The 11/20/15 Bellevue Reporter about Sound Transit’s Bellevue Tunnel prompted the following post
East Link Insanity Continues,
Sound Transit’s decision to begin the light rail tunnel this month is just another example of their insane approach to the area’s transportation problems. I chose insane because their actions reflect far more than just mere incompetence. (Their decision to partially close 1-90 Bridge on the same weekend as a 520 closure is an even more recent example.)
It’s almost as if ST gets some sort of perverse pleasure out of making things miserable for east side commuters. It’s not clear what the immediate impact will be but they could have at least waited until after the holidays to begin. According to the Bellevue Reporter it will take 4½ years to finish the 2½ block long tunnel.
This raises two questions. First, “Why are they beginning the tunnel more than 7 years before East Link service will begin in 2023?”. Second, “Why does it take 4½ years for the 2½ block Bellevue tunnel when they can complete the 4.3-mile Northgate tunnel in two years?
Apparently at least part of the reason is the ST decision to use a “Sequential Evacuation Method” (SEM) rather than a more conventional “bore-driven” tunnel. It involves carving out a section of tunnel and spraying the unsupported section with fast drying concrete to keep it from collapsing into the excavated area.
This SEM technique has worked well in other areas, most notably in Australia. Apparently the longer construction times are offset by lower costs as attested to by the fact the winning $121M bid was 23% lower than ST estimated costs. It wasn’t clear whether the winner had what would seem to be needed experience with this SEM technique.
The benefits of the lower cost apparently didn’t reduce the $100M the Bellevue City Council agreed to pay for the tunnel. Thus SEM is another example of where ST benefits from lower costs and the Bellevue central business district is faced with an additional 3 or more years of disruption associated with the excavation and construction of the tunnel.
Again, the tunnel decision is just the latest example of ST apparent animus toward eastside residents. Fifteen years ago they could have added 4th lanes to the I-90 outer roadways for non-transit HOV lanes and divided the center roadway into inbound and outbound bus only lanes. The bus lanes could have been combined with additional parking spaces to allow thousands of eastside residents access to express bus routes into Seattle; leaving their cars near where they live and easing congestion throughout the area.
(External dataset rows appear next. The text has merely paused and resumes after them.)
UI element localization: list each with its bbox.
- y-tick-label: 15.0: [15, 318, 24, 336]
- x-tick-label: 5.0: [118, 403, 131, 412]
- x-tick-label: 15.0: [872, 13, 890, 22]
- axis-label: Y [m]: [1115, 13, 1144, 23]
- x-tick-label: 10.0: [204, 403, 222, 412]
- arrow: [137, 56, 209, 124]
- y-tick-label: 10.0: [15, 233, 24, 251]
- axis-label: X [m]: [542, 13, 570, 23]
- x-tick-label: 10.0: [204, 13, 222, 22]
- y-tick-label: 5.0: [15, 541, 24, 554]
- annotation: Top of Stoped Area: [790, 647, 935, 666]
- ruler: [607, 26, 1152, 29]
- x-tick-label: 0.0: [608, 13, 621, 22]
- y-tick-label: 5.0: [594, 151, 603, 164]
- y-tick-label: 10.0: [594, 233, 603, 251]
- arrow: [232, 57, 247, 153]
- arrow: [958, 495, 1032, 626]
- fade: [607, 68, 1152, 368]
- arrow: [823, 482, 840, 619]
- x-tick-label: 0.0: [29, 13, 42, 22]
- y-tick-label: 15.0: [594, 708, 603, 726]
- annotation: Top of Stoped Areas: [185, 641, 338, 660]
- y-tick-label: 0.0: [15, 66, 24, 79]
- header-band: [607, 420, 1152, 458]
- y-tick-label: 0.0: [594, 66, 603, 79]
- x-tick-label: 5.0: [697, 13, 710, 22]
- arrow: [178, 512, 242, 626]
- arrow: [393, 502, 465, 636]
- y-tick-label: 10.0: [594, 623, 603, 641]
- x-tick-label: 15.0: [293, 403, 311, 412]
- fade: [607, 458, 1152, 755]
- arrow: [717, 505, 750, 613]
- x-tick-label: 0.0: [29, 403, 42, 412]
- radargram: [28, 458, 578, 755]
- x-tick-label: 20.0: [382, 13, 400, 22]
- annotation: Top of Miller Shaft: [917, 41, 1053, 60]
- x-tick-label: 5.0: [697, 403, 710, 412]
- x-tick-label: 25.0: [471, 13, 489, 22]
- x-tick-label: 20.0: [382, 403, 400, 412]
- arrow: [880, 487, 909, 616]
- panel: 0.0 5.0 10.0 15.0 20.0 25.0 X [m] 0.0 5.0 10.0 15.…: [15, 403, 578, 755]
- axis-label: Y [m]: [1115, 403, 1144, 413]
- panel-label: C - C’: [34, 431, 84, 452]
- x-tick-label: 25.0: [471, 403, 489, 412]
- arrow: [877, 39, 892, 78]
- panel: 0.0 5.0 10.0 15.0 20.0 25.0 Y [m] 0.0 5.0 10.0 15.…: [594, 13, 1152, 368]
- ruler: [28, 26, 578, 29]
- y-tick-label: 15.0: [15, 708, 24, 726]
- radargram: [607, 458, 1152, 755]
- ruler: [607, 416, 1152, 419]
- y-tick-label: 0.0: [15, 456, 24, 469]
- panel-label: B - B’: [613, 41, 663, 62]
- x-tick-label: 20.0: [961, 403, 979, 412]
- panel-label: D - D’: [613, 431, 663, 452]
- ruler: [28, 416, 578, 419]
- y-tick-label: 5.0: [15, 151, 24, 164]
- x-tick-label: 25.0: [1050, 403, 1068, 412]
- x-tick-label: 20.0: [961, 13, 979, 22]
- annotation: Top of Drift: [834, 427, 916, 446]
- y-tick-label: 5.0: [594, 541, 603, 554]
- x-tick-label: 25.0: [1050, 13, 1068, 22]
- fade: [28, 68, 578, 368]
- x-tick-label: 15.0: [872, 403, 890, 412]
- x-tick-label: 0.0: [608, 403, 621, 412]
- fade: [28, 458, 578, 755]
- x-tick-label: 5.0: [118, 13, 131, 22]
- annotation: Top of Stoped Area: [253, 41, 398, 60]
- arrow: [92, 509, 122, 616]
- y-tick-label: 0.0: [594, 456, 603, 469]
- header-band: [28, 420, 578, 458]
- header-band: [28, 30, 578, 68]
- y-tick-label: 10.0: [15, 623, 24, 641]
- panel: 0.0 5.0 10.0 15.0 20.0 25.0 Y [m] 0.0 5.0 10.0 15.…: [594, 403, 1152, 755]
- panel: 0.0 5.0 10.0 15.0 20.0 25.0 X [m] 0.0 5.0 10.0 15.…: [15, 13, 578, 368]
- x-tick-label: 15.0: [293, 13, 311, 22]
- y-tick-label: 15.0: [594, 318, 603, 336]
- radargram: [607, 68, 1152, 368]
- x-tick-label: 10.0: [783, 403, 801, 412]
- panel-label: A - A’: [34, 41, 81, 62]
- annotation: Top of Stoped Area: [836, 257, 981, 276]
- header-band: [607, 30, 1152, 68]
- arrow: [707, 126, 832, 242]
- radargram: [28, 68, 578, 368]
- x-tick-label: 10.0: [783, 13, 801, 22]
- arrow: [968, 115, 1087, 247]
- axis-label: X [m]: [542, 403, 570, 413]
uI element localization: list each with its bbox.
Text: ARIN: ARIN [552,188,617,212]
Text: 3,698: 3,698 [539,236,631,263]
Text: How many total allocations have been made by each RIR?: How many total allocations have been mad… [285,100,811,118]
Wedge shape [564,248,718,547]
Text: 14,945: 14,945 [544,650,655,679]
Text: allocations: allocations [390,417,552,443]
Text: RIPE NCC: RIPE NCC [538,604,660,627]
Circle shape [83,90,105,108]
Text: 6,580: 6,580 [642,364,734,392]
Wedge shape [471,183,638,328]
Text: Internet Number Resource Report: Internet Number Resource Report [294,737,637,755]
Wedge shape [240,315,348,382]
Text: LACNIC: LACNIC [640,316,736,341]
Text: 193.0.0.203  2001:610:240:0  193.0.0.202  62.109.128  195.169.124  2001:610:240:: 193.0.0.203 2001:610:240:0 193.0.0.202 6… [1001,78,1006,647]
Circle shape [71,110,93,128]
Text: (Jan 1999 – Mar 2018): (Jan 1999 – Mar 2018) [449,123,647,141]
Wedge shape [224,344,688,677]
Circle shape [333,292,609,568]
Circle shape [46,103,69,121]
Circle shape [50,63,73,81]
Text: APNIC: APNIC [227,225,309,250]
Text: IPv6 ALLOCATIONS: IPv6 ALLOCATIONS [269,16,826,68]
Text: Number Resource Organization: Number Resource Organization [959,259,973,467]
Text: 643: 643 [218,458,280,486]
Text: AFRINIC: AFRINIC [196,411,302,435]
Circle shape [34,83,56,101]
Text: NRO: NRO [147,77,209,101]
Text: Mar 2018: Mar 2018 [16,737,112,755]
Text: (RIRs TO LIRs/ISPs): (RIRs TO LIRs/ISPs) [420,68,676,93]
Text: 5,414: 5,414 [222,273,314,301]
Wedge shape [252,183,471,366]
Instead they never considered two-way bus lanes in the 2008 DEIS claiming light rail could accommodate up to 12,000 riders per hour in each direction and promising the 4th lanes, when finally opened to traffic in 2017, would provide “Travel times across I-90 for vehicles and trucks would also improve or remain similar with East Link”. Yet East Link will be limited to 4500 riders per hour and ST refuses to demonstrate that the outer roadways won’t have the same congestion problems I-5 HOV commuters are currently having. Meanwhile ST is in the process of devastating the route into Bellevue and plans to close the South Bellevue P&R next March, severely limiting eastside commuter P&R access to transit.
The ST decision to drop their “Integrated Transit Service” (ITS) with I-90 bus riders transferring to and from light rail for the Lake Washington Bridge portion of their commute essentially ends light rail access for most eastside commuters. (ST may or may not have recognized ITS would have increased I-90 Bridge congestion since the lack of light rail capacity would have resulted in more commuters forced to “drive” rather than “ride”.)
The end result is the vast majority of the 10,000 daily riders able to use the $3.6B East Link light rail will be Seattleites. Meanwhile eastside commuters can look forward to ever increasing congestion on I-405 and I-90. Blaming it on “mere incompetence” doesn’t do justice to the resulting debacle.